After remaking the weblet in past seasons, UPN this time around is sticking to twin strategies of scheduling largely ethnic sitcoms early in the week and keeping its sci-fi package of “The Sentinel” and “Star Trek: Voyager” from 8 to 10 p.m. on Wednesday. In midseason, a package of sci-fi telefilms and a few theatricals will begin airing on Thursday, a fourth night, although UPN execs declined to provide details.
“We will continue focusing on edgy programs geared toward the young viewer,” Salhany said.
On Mondays, UPN at 9 will add “Good News,” from MTM Prods., about an urban gospel minister, surrounded by the returning “In the House” at 8, “Malcolm & Eddie” at 8:30 and “Sparks” at 9:30.
On Tuesdays, UPN will drop drama “The Burning Zone” and program four sitcoms, with “Moesha” returning in a new timeslot at 8:30, followed by “Hitz,” from Paramount and MTV Prods., about a pair of A&R execs in the music business, and “Head Over Heels” (Columbia TriStar Television), about two brothers running a Florida video-dating service. “Clueless,” the first-year ABC series based on Paramount’s feature film, moves to UPN to lead off the night at 8. ABC did not pick up the series for a second season.
Aside from “Burning Zone,” the new entries will replace “Homeboys in Outer Space” and “Goode Behavior.”
Ad buyers said “Clueless” could be a hit for UPN, even with half its ABC rating, while opinion was divided on the Thursday movie.
Overall, the presentation was “less-focused than the WB’s,” said one, but UPN still enjoys a distribution and ratings advantage.
And they wondered whether UPN was squandering one of its top series, “Moesha,” by moving it from 8 to 8:30, making room for “Clueless.”
Salhany defended the move, noting “it’s very important to flow the audience into 9 o’clock.” Hammocking “Moesha” between “Clueless” and the new “Hitz” will, she hopes, offer a bridge of male viewers to the new series. “It’s about building a block, not just a show, and gives us a chance to expand our reach on the night.”
Par parent Viacom, the 50% owner of UPN, thus has two new series on UPN’s schedule, with “Clueless” and “Hitz.”
Backup series include “Ruby,” from Columbia TriStar, with David Faustino (“Married … With Children”) and the voice of Whoopi Goldberg as a puppet Hollywood star; “Macio,” from QDE, starring the standup comedian; and “Veronica’s Video,” from Big Ticket Television, with Corbin Bernsen in a father-son team running a video-rental store.

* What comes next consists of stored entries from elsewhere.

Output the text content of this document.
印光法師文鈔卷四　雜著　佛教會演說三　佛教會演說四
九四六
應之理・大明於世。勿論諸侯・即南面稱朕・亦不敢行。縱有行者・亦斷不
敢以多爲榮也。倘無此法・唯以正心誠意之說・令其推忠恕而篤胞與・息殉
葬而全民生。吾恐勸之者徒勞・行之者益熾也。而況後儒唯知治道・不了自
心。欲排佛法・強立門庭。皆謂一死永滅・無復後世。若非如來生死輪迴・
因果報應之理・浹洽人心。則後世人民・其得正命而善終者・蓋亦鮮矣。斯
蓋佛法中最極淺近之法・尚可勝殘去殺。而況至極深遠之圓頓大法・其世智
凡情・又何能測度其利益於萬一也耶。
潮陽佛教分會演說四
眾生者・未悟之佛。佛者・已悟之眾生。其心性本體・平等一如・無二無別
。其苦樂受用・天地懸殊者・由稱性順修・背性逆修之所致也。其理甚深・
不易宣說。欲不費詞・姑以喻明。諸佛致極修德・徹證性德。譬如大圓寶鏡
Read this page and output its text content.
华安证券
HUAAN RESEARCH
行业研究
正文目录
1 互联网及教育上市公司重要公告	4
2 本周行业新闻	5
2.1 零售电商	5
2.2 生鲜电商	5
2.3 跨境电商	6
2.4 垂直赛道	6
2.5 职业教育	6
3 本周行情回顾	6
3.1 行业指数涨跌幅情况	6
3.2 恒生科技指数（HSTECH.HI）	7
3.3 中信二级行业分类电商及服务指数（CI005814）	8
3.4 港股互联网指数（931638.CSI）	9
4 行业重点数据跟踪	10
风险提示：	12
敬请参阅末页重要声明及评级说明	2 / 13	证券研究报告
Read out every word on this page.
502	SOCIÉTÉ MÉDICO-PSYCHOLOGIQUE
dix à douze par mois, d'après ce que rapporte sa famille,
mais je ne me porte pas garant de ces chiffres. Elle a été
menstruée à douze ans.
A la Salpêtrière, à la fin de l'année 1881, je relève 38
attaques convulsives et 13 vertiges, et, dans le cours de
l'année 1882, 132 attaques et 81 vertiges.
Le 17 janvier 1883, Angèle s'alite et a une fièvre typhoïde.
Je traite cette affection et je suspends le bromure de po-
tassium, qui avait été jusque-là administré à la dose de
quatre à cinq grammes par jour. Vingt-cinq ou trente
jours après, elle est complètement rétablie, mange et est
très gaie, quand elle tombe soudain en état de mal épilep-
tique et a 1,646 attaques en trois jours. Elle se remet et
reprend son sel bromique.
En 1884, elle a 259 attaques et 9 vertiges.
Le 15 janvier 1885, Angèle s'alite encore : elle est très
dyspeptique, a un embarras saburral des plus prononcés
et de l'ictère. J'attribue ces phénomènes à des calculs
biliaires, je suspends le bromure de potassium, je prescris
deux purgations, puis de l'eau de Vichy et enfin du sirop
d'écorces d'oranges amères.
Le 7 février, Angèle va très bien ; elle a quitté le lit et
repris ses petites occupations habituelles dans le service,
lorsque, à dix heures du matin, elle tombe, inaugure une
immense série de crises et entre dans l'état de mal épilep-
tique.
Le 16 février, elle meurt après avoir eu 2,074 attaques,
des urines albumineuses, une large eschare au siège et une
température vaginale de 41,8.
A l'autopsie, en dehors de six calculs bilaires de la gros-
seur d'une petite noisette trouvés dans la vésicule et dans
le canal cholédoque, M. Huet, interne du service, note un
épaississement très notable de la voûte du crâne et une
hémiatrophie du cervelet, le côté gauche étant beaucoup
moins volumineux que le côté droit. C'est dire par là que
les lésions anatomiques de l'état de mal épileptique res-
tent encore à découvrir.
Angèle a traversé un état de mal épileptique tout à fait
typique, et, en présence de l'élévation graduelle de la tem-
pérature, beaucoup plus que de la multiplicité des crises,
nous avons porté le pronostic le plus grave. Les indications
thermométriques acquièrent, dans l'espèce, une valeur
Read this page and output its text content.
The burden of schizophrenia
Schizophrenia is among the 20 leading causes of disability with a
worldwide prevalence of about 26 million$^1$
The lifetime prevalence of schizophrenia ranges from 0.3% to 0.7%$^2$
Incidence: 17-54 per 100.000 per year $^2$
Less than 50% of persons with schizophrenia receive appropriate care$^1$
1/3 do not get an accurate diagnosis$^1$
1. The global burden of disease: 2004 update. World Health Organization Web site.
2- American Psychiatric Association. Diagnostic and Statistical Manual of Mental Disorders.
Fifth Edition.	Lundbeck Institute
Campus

UPN also said Tuesday that two-thirds of its roughly 105 primary affiliates have signed new pacts that will keep them broadcasting UPN programming until 2003 to 2005.
As reported, UPN is adding a one-hour weekday teen block, including Saban Entertainment’s “Sweet Valley High” and “Breaker High,” the latter about a high school on a cruise ship. A Sunday-morning block will program an hour each geared toward kid and teen audiences.
And UPN will enter the sports arena with a multiyear agreement to air the annual U.S. Open Professional Figure Skating Championships, beginning with four hours of coverage on Nov. 29 and 30.